Bu aralar nedense bir konuda neredeyse hiçbir bilgisi olmadığı halde kendinden son derece emin bir şekilde konuşan insanlar mantar gibi türemeye başladı. Kendilerinden o kadar eminler ki o özgüvene ve duruşa hayran kalırsınız. Bildiklerinizle sınanır “acaba ben mi yanlış biliyorum” diyerek şüphe havuzunda kıvranır durursunuz. Hatta zaman zaman bildiğinizi iddia ettiğiniz konularda “ben de mi böyle davranıyorum” diyerek kendinizi ve bildiklerinizi sorgularsınız. İşte bu durumun arkasındaki psikolojiye Dunning-Kruger etkisi diyorlar.

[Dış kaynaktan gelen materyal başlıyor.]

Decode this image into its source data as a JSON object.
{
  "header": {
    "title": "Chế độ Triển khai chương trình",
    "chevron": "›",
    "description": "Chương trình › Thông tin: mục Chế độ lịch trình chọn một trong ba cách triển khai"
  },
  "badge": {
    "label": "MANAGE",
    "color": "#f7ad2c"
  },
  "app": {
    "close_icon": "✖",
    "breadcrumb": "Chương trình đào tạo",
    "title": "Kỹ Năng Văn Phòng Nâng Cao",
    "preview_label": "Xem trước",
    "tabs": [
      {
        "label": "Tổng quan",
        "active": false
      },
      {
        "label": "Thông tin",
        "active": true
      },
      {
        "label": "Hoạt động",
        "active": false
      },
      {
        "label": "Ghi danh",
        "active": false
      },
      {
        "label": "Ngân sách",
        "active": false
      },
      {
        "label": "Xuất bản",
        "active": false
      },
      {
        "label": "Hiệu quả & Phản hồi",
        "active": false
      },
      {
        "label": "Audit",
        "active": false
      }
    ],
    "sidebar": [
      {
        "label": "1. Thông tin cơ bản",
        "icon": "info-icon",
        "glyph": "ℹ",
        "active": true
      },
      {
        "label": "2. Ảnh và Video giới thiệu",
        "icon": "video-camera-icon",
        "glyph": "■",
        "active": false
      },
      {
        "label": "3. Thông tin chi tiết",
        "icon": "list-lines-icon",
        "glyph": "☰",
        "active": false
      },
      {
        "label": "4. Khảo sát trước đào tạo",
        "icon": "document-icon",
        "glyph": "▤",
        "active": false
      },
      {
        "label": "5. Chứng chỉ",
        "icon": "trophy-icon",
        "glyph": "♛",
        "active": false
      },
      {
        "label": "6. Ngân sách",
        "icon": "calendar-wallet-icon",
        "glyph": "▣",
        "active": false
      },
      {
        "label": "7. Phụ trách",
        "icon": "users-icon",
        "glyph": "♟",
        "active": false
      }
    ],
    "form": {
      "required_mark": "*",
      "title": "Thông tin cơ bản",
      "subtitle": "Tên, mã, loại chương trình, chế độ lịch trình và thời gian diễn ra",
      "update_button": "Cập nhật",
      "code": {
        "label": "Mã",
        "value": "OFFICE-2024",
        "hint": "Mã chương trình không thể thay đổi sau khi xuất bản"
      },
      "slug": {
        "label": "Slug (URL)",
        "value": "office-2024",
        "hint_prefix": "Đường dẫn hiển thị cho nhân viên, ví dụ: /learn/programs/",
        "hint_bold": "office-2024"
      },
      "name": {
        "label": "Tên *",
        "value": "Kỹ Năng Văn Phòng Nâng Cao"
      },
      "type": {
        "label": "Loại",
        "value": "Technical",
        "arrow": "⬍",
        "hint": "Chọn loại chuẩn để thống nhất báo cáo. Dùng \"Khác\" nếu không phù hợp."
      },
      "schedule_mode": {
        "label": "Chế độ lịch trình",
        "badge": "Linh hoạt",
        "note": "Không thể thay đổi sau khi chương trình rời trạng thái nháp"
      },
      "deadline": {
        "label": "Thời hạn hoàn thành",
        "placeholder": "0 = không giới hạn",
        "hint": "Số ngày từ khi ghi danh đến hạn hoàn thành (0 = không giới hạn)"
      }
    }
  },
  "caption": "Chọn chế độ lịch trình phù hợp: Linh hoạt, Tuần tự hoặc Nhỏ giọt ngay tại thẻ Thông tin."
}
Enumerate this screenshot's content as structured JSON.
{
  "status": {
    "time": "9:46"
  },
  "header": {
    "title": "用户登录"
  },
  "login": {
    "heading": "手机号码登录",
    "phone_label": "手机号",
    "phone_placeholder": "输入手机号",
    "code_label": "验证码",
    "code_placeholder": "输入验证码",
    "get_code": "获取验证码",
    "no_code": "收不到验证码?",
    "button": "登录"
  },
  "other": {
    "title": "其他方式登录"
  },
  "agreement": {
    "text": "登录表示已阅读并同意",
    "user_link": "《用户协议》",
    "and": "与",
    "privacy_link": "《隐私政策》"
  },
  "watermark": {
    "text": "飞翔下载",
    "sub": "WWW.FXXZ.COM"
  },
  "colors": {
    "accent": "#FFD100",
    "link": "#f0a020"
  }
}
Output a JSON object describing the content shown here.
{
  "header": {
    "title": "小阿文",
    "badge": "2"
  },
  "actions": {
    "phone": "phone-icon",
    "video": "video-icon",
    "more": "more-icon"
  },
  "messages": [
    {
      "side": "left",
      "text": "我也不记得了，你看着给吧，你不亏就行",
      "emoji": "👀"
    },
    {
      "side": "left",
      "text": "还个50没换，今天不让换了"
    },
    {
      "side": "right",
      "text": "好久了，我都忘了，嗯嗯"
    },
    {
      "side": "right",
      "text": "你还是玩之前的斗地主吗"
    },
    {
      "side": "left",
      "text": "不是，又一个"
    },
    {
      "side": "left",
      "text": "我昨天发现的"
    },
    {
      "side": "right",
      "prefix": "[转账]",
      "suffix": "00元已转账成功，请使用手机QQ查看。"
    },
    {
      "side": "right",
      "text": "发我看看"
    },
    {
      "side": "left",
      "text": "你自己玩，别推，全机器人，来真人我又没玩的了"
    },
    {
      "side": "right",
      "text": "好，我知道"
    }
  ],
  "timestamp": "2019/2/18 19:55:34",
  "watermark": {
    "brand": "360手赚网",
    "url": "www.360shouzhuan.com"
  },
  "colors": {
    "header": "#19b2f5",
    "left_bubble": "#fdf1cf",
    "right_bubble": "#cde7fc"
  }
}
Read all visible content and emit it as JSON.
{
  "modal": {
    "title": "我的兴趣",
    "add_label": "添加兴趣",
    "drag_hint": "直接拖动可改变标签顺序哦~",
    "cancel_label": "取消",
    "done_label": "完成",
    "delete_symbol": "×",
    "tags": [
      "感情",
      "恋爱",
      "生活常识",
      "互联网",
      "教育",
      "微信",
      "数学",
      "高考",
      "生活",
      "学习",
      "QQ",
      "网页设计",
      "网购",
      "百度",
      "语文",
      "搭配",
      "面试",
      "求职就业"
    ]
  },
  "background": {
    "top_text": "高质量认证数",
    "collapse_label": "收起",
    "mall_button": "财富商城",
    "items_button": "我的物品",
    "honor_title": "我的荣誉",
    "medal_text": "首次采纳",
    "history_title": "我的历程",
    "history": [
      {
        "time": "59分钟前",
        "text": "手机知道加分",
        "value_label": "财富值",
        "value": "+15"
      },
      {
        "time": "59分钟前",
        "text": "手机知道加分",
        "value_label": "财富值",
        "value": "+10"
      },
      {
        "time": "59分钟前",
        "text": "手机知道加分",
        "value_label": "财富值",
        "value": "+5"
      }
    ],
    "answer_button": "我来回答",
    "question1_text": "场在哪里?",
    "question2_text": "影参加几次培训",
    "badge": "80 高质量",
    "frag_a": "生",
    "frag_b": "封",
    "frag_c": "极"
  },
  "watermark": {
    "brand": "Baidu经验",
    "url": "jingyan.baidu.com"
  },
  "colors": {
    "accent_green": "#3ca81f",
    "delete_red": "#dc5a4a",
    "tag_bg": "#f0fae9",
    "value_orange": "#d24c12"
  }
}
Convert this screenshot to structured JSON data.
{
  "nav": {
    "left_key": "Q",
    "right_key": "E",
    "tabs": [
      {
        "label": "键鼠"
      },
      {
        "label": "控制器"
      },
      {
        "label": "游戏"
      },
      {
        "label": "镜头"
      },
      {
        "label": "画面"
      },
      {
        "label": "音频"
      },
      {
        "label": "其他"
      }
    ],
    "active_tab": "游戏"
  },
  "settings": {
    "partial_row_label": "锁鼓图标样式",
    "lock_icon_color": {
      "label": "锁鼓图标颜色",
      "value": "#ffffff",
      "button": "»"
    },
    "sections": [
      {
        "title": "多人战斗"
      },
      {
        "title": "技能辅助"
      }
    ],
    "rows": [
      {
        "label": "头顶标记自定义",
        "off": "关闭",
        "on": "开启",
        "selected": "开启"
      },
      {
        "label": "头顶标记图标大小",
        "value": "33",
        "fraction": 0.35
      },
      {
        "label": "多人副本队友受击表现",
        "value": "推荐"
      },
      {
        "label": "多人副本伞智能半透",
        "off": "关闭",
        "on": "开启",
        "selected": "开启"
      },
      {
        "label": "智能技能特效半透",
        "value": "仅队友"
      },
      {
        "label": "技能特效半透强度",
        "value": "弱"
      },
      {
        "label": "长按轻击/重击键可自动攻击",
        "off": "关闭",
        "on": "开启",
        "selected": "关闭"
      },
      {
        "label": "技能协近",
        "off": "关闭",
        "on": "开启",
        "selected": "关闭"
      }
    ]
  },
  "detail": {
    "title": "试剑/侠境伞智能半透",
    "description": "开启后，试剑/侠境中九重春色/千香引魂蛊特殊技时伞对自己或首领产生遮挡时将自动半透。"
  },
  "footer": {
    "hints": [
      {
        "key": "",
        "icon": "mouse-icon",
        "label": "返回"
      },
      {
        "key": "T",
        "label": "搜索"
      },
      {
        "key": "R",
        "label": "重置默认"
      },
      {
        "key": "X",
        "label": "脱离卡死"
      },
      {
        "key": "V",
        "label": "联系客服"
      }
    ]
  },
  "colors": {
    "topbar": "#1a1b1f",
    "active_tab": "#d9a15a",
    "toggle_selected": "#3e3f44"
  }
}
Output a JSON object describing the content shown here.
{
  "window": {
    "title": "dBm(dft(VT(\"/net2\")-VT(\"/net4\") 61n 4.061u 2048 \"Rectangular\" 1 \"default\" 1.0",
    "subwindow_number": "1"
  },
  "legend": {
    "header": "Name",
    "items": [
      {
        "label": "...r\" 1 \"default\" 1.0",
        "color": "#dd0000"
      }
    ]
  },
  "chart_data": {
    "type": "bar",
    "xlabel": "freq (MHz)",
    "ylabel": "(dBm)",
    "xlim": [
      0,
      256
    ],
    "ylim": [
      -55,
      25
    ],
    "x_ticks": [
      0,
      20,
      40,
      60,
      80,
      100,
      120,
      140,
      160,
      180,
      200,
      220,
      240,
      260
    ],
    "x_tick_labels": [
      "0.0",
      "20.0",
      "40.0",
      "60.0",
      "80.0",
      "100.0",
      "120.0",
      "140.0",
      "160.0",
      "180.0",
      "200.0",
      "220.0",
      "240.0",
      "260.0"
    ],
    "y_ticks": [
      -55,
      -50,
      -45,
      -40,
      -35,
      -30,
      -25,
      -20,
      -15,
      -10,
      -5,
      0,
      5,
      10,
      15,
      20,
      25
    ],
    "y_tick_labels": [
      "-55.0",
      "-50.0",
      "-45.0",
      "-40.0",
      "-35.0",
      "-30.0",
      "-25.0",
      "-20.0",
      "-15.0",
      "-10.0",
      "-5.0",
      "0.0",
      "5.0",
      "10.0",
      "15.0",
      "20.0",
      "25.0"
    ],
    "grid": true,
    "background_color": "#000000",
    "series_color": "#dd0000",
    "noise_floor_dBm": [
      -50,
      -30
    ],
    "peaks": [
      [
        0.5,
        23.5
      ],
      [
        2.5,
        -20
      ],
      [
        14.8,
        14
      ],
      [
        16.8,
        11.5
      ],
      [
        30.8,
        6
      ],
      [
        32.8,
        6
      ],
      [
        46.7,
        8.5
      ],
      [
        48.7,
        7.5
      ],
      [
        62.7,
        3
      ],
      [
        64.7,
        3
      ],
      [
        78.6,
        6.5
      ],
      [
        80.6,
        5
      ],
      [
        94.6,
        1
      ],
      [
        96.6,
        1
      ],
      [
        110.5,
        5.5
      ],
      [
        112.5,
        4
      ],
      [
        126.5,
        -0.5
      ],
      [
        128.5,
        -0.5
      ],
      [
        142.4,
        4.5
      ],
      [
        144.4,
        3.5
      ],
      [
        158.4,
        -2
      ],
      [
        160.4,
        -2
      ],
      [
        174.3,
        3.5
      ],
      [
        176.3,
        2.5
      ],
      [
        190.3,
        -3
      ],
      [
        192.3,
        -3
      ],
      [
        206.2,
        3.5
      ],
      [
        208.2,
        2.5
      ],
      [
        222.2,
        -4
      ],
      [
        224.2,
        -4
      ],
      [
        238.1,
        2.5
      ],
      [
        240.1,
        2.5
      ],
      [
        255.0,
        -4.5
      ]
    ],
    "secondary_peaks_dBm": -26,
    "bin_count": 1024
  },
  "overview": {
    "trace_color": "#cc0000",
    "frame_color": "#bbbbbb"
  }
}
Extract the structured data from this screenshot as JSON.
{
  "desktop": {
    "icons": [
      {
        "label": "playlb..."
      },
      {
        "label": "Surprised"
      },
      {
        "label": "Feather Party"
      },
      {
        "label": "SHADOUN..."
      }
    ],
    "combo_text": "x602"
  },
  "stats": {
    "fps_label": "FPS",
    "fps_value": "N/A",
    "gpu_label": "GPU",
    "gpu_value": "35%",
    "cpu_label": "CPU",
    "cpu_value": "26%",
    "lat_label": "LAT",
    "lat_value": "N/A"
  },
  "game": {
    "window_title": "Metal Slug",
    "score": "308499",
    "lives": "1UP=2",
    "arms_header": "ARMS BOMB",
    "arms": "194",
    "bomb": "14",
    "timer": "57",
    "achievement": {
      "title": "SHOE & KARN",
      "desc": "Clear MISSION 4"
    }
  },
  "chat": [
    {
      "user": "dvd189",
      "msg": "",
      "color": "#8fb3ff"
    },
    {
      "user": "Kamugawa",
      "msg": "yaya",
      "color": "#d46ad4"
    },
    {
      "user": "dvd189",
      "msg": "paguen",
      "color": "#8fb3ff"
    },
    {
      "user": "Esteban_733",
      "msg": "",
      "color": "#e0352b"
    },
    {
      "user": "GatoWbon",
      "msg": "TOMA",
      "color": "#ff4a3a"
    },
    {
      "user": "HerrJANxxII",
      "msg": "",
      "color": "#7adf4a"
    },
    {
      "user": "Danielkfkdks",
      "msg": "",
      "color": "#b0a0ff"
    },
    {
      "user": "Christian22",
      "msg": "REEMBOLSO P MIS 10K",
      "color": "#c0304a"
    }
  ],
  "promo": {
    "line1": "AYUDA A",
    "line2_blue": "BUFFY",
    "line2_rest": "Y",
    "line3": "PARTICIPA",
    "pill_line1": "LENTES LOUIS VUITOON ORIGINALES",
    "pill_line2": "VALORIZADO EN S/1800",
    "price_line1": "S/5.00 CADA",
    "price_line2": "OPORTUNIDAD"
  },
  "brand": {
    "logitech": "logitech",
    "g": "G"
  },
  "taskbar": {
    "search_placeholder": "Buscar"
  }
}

Dünyanın en büyük sorunlarından biri haline gelmeye başladı benden söylemesi, herkes her şeyi ne çok biliyor... Herkes hukukçu, herkes doktor, herkes ekonomist… İnsanların uzmanlık alanlarına bile sataşır hale geldiler.

David Dunning ve Justin Kruger isimli iki psikoloğa 2000 yılında Nobel kazandıran görüş; insanlar belirli bir konuda ne kadar az bilgiye sahiplerse o konuda kendilerine olan güvenlerinin o kadar yüksek olabileceğini gösteriyor. Çünkü konu hakkında yeterince bilgi sahibi olmadıkları için aslında neyi bilmediklerini de bilmiyorlar. Yani ‘cehalet özgüven doğurur’ durumu tam olarak burada devreye giriyor. Ortada çok büyük bir yetersizlik söz konusu ama bunu yaşayanlar farkında değiller, kısaca bu durum ‘özgüven zehirlenmesi’ olarak da geçiyor.

Bu etkiyi gündelik hayatta sıkça gözlemleyebiliriz. Hayatın her alanında derinlemesine araştırma yapmadan fikir belirten insanlar... Ekonomi, siyaset artık aklınıza ne gelirse hakkında yüzeysel bilgisi olmasına rağmen kesin hükümler veren yorumcular ya da her konuda uzmanmış gibi konuşan kişiler… Hepsi, Dunning-Kruger etkisine örnek.

Ancak işin ilginç tarafı, bu etki sadece ‘bilgisiz’ insanlarla sınırlı değil. Alanında uzmanlaşan kişiler ise tam tersi bir durumla karşılaşıyor. Bir konuyu derinlemesine öğrenmeye başladıkça aslında ne kadar çok bilinmeyen olduğunu fark ediyor ve bu nedenle kendilerine olan güvenleri azalabiliyor. Gerçek uzmanlar genellikle netlikten uzak "bu konuda daha fazla araştırma yapılması gerekiyor" derken, konuya yüzeysel hâkim olanlar "ben her şeyi biliyorum!" deme eğiliminde oluyor.

Bilgi dipsiz bir kuyudur ve sınırsızdır. Öğrendikçe insanı daha çok derine çeker. Öncelikle, ‘ne kadar çok öğrenirsek aslında o kadar az şey bildiğimizi fark ederiz’ gerçeğini kabul etmek gerekiyor. Burası biraz şüpheyle birlikte beyin yakıyor. Bu konuyla alakalı kendimi sürekli şu soruyu sorarken buluyorum; "Gerçekten bu konuda yeterince bilgili miyim, yoksa sadece bildiğimi mi sanıyorum?" Sanmak ve bilmek; bu ikilem paranoya etkisi yaratıyor. Sonuçta bir şeyleri ne kadar bildiğimizi de bilmemiz gerekiyor. Bunu başarmak,  kendimizi test edip doğru bir şekilde yönlendirmekle başlıyor. Gerçek bilgiye ulaşmak, bildiklerimizden şüphe etmek ve öğrenmeye devam etmekle mümkün.

Sonuç olarak, Dunning-Kruger etkisi hayatımızın her alanında karşımıza çıkabilecek bir durum. Önemli olan, bilgiyi ciddiye almak, öğrenmeye açık olmak ve her daim sorgulamayı sürdürmektir. Çünkü gerçek bilgelik, ne kadar az şey bildiğimizi fark ettiğimiz anda başlar.